Understanding the new Cabinet

The talk of town is the character, temperament and level of skills in President Emmerson Mnangagwa’s first Cabinet.

This shows rising civic awareness and that can only be a good thing. It also means President Mnangagwa will, quite correctly, come under much scrutiny as he steers Zimbabwe out of economic malaise and to better fortunes.

That there is much groaning about the Cabinet points to the fact that we have for too long been held under by personality-driven politics.

Inasmuch as we decry the cult of personality, we still find ourselves hostage to elevating personalities above national perspective. That is why our position is that the Cabinet appointed last week is in fact a good thing for Zimbabwe.

In its make-up and outlook, we see a programme-driven Cabinet as opposed to a personality-driven one. Much of the work ahead will lie in four ministries: Finance and Economic Planning; Foreign Affairs and International Trade; Lands, Agriculture, and Rural Resettlement; and Mines and Mining Development.

Firstly, people should stop seeing Agriculture Minister Perrance Shiri as the Air Marshal. He is not an airman, but rather the “groundman” who long left his gun for a hoe, who has set aside the airfield for the maize field.

Minister Shiri’s appointment formalises a role he has been playing – along with Mr Justin Mupamhanga – of driving Command Agriculture.

Zimbabwe’s economy has for the past year survived on commodities produced by Command Agriculture, and that the concept has been widened to include crops other than maize and cotton, as well as water and livestock speaks of the success of the programme-driven approach.

The Sunday Mail can authoritatively state that one of Cde Robert Mugabe’s last acts as President was to block a G40 attempt to dismantle Command Agriculture, because it was clear that the programme-driven approach to national economic planning was the way to go. The nation can thus expect to see more programme-based planning and implementation from this Cabinet.

President Mnangagwa as said as much, pointing out in his inaugural address that agro-led recovery would be the hallmark of his administration.

Which is not to say other areas will be neglected. A key facet of the new Cabinet is the creation of a Ministry of Foreign Affairs and International Trade and Minister Sibusiso B Moyo’s to head that brief.

This points to a reworking of Zimbabwe’s foreign policy from just being driven by politics to it being driven by trade and economy issues.

We are going to see our foreign missions being judged more on the basis of economic pursuits rather than just establishing good political relations with other countries.
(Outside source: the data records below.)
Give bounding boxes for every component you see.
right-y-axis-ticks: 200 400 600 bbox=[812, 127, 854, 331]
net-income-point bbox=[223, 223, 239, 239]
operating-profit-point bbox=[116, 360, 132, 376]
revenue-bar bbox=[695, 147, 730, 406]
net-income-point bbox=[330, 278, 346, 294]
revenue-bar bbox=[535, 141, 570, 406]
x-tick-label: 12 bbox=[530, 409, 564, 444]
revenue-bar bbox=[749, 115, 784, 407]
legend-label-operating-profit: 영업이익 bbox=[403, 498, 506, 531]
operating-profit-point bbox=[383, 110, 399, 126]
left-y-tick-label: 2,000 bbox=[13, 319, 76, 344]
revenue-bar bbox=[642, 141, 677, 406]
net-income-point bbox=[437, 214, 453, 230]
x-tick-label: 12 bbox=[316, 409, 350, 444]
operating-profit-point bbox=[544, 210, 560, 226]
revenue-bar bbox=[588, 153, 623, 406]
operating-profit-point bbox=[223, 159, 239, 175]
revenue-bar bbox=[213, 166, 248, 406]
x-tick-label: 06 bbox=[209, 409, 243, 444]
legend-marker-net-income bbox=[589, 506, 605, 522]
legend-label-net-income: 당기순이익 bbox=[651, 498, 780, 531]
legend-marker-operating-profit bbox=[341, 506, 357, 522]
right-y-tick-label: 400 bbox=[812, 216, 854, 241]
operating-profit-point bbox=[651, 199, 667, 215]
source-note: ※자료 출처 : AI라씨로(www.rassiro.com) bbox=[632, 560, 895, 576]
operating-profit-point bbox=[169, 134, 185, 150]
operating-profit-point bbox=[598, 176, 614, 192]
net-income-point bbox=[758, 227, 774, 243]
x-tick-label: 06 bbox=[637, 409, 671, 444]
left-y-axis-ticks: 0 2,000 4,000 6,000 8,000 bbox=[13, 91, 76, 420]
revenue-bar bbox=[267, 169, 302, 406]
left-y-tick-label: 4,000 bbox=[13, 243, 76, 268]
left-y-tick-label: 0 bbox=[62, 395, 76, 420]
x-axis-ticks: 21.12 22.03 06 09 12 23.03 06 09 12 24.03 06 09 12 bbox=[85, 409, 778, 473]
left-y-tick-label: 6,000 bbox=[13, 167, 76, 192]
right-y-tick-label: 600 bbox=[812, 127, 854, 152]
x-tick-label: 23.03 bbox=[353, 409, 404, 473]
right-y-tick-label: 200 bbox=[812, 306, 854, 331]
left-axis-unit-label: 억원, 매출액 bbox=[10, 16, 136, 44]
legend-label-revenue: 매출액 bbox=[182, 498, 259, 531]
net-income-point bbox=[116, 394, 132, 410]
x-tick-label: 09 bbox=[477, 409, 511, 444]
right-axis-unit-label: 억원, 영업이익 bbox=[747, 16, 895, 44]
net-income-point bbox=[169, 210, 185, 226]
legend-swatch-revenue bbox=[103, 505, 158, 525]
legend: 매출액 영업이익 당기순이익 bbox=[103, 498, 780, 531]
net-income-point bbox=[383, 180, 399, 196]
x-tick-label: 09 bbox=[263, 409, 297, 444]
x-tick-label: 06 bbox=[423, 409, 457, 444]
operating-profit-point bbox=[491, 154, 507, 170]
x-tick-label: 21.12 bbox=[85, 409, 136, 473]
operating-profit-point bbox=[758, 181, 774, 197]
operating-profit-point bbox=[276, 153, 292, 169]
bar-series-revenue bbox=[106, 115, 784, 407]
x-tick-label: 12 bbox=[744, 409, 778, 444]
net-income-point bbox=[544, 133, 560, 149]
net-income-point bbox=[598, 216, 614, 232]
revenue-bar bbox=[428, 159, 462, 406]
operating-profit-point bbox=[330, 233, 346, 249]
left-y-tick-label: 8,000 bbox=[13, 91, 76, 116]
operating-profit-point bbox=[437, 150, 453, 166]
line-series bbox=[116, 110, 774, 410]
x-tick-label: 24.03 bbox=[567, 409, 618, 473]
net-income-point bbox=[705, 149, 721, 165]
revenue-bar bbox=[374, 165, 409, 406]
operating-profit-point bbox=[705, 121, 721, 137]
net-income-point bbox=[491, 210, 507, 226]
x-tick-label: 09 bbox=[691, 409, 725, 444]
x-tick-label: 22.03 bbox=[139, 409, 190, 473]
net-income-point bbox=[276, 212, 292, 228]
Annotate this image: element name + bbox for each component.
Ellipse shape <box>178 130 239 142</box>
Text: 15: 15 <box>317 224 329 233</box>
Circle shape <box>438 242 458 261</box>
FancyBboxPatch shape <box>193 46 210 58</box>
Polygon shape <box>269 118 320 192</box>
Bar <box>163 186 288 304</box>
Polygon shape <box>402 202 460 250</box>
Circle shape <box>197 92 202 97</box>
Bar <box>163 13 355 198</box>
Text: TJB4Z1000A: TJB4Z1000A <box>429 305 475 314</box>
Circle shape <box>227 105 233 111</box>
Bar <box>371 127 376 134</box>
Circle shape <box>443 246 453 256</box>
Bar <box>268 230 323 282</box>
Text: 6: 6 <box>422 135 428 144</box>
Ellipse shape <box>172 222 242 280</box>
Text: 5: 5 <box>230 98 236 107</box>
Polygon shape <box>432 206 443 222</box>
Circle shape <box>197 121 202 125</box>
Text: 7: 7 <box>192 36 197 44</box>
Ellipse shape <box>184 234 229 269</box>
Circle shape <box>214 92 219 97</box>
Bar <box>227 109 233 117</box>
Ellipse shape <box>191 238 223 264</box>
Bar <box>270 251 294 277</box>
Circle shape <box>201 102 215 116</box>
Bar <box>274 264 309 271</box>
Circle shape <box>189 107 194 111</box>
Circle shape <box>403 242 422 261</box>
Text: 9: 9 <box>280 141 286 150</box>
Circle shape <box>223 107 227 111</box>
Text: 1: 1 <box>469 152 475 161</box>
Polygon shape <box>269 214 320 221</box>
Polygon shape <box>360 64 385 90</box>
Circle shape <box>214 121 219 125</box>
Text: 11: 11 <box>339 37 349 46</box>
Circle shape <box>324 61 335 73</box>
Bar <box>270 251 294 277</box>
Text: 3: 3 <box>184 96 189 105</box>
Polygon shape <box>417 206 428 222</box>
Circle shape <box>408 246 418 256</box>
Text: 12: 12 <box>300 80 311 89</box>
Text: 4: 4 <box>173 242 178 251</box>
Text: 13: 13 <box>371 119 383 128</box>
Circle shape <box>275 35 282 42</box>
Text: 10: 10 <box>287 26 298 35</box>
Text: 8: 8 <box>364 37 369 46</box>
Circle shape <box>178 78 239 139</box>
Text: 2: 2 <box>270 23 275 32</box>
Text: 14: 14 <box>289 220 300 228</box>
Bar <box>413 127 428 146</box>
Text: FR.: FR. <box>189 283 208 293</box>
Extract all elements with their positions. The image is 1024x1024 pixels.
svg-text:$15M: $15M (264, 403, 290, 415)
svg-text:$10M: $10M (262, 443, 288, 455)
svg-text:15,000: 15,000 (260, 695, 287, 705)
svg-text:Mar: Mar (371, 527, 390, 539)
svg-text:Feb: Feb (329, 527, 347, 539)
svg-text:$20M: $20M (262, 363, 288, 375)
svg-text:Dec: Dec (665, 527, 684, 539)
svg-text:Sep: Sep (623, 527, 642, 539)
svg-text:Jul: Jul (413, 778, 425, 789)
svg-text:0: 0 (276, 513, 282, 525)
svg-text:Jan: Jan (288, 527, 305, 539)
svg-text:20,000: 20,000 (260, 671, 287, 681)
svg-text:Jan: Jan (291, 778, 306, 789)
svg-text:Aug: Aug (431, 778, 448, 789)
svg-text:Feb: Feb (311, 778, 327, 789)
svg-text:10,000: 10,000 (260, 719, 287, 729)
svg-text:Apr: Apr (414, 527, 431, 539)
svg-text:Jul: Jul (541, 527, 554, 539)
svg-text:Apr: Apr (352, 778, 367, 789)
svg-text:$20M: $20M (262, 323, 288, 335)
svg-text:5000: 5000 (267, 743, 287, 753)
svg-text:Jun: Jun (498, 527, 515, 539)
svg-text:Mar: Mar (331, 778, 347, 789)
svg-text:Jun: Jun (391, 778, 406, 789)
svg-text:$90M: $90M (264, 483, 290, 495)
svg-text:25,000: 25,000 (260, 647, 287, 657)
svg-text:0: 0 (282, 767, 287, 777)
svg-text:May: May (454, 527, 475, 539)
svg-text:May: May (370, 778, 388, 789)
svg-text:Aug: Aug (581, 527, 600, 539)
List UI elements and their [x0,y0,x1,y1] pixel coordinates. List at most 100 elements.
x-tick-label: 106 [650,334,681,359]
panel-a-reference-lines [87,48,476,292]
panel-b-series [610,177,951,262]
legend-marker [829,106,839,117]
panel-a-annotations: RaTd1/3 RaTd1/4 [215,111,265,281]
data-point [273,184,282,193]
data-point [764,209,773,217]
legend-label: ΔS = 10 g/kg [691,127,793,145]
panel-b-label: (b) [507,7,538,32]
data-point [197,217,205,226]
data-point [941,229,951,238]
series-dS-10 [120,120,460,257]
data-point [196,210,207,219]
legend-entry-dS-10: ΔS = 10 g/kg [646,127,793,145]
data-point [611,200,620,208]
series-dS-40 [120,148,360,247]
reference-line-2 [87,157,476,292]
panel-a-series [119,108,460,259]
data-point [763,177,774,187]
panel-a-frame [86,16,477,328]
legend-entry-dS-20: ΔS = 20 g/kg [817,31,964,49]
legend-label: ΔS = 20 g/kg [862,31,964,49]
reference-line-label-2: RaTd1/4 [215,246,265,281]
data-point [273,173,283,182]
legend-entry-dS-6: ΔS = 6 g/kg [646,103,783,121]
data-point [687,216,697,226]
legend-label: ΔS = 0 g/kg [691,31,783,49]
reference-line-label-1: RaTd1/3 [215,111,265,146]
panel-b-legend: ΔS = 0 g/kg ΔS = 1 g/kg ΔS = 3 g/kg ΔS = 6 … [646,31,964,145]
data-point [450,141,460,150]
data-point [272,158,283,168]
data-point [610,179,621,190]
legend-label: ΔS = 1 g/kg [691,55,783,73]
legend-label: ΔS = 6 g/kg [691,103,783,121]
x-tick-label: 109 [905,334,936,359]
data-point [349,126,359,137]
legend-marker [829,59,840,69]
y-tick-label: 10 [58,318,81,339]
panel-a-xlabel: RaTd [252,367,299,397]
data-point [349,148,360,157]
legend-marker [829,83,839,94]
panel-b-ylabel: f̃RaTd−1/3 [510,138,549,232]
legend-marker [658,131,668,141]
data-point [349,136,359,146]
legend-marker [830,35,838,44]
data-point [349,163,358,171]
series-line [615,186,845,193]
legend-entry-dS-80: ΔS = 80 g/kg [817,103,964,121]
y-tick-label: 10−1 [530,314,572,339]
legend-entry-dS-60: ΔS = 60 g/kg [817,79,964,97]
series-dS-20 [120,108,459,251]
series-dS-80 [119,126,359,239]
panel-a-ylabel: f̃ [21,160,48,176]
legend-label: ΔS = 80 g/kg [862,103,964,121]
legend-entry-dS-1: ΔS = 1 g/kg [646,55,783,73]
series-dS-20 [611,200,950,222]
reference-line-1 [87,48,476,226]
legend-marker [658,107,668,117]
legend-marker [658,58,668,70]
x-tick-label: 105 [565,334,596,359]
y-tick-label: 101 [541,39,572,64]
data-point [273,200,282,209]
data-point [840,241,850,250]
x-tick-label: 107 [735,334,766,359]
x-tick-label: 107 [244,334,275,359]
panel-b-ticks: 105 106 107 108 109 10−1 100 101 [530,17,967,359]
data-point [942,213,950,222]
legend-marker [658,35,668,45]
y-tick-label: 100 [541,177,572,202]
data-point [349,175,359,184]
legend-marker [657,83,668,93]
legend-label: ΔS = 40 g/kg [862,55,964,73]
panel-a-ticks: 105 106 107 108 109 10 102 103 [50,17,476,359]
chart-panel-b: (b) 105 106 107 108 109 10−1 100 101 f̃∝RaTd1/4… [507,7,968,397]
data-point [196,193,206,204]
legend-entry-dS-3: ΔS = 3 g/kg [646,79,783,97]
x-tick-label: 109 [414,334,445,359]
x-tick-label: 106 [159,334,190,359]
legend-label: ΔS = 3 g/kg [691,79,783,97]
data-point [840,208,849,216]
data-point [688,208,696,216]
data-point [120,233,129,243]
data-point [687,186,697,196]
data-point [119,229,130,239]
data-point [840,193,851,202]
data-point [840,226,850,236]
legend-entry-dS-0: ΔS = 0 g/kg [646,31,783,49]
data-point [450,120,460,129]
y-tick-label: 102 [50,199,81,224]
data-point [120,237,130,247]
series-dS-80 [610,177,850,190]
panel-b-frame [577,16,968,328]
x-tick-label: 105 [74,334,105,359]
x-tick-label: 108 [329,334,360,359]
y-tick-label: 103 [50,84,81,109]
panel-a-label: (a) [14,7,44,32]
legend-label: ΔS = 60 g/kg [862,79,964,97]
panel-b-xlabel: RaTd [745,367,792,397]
That could also, in all likelihood, point to a reduction in the number of embassies we have as missions are consolidated to focus on trade issues within regions. Of course, strategic missions will not be closed or merged; but we shall certainly see reorganisation on that front for greater – and measurable – trade and economic diplomacy. What people may not know is the Minister SB Moyo has done doctoral work in international relations, and that he has been quite instrumental in establishing economic ties with Russia and China. So expect to see deepening of practical ties with the rising centres of global capital.

While looking East, the nation should also be aware of an ongoing prickly mating of porcupines as Zimbabwe and the West reengage. That is where Minister Patrick Chinamasa’s brief of Finance and Economic Planning comes in. Minister Chinamasa has already done much work by way of the Lima Plan, and we should look forward to either a revival of that initiative or its reworking.

This is not an overnight endeavour by any means, and the continuity that Minister Chinamasa brings in this pursuit will be vital.

The green shoots of normalised ties are already there, and the UK’s Boris Johnson among others can attest to this.

So while Minister SB Moyo drives the Foreign Affairs and International Trade agenda, Minister Chinamasa continues with the slow but necessary dance with the West.

And then there is what has happened at the Ministry of Mines and Mining Development. President Mnangagwa has taken Mr Winston Chitando out of the private sector to head a brief that is crucial to Zimbabwe’s economic performance.

Minister Chitando is a hard-nosed, dyed in the wool mining executive who also knows how to run his own private gold businesses.

From a political perspective, the appointment allays fears about indigenisation. President Mnangagwa has already ordered that the indigenisation law be amended, and bringing in one of the private sector’s foremost miners to Government speaks volumes about the intentions for that aspect of national economic planning.

Beyond the politics, the nation should expect quick returns from gold, first, and then other minerals and metals in the medium-term.

Gold provides quick revenues and can also securitise any necessary borrowings. In a nutshell, what we have is a pragmatic and programmatic Cabinet as opposed to a personality-driven one that looks good on paper but cannot deliver.

The onus is on President Mnangagwa to oversee creation of the appropriate programme-driven policy framework, for the ministers to diligently implement the policies and programmes, and for all of us to advance national revival by putting in an honest shift in our varied spheres.